И в моём самосознании к имени и безликому «девочка» присоединилось ещё и упрямое «недотрога».

И вдруг меня перестали трогать совсем! Родители постоянно носили и баюкали, передавая из рук в руки, похожий на огромную личинку майского жука белый свёрток, с торчащей из него крохотной чёрной головкой. Эта головка жевала мамину оголённую грудь и тогда молчала, но если свёрток начинал пахнуть моим горшком, то оглушительно орала так, что приходилось затыкать уши или накрываться подушкой!..
Но ещё отвратительнее выглядело, когда свёрток разворачивали! Из-за края стола мне не было видно тельца, а лишь «кукольные» ножки и ручки, которые сгибались-разгибались и дрыгали, словно стараясь оторваться!.. И однажды я оторвала своей кукле ноги и руки, чтобы посмотреть… И была мамой впервые нашлёпана по попе, без каких-либо объяснений!..

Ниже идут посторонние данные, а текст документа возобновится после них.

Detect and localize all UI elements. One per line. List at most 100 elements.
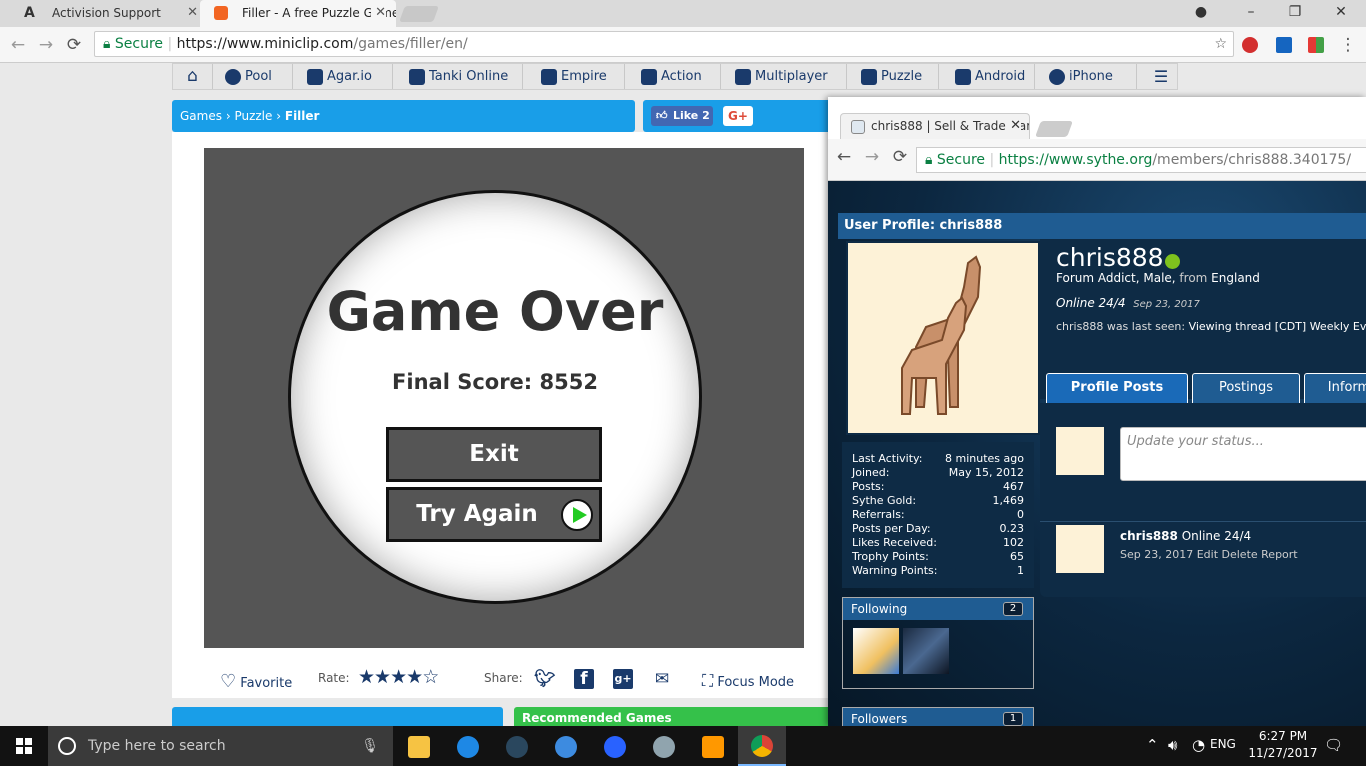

Когда родители от крика «личинки» устали спать по очереди, к нам приехала дотоле неизвестная «бабушка» – толстая старушка, пахнущая валерьянкой и пирогами. Вскоре пирогами пропах весь дом!.. Они появились и в духовке и на столе – с мясом и рыбой, с вареньем и творогом; и я перестала есть что-либо другое, отчего взрослые начали ссориться. А ещё они ссорились при слове «крестины». Но вскоре пришли к примирению, решив «окрестить» моего новорожденного брата. Я сразу же вспомнила, как ранней весной поставили крест над соседской старушкой, у которой я «гостевала», когда, заболев, не ходила в садик. Смешанное чувство охватило меня – было жаль закопанную в деревянном ящике соседку, но радостно, что у нас в доме опять будет тихо, а меня снова будут брать на руки, отчего я, впредь, не стану брыкаться!..

И вот, приодевшись нарядно, радостная и взволнованная семья двинулась в сторону кладбища. Родители, наверно пожадничав, не сколотили ящик для притихшего «кулька», а просто несли его все по очереди на руках. А я, вскоре уставшая до дрожи в ногах, боялась напомнить о себе, попросившись «на ручки», чтобы и меня не зарыли в землю, закидав бумажными цветами…
Но, не доходя до берёзовой рощи с крестами на холмиках, родители повернули в сторону огромного здания с широкими ступенями каменной лестницы. Невероятно огромные двери, скорее похожие на кованые ворота, были распахнуты, и из прохладной глубины струился золотистый свет вперемежку с тонким ароматом, напомнившим пряную запечённую утку и сладость мёда...

Обо мне сразу же позабыли! И я, разинув рот, стояла в одиночестве, запрокинув голову и чуть не падая навзничь; разглядывая глубокий купол, откуда сквозь солнечные лучи на меня взирало лицо бородатого дядьки то ли с улыбчивым, то ли со строгим взглядом. Множество лиц было и ниже – по стенам и колоннам, в рамах и без них, освещаемые солнечными зайчиками и клумбами потрескивающих огоньков. И стояла бы я так на холодном каменном полу до конца своей жизни, вдыхая тишину и покой, нарушаемые лишь перешёптыванием моих родных; если бы кто-то в чёрном покрывале не схватил меня и не поднял на уровень своей серебристой бороды, похожей на ту, что витала в недосягаемой высоте…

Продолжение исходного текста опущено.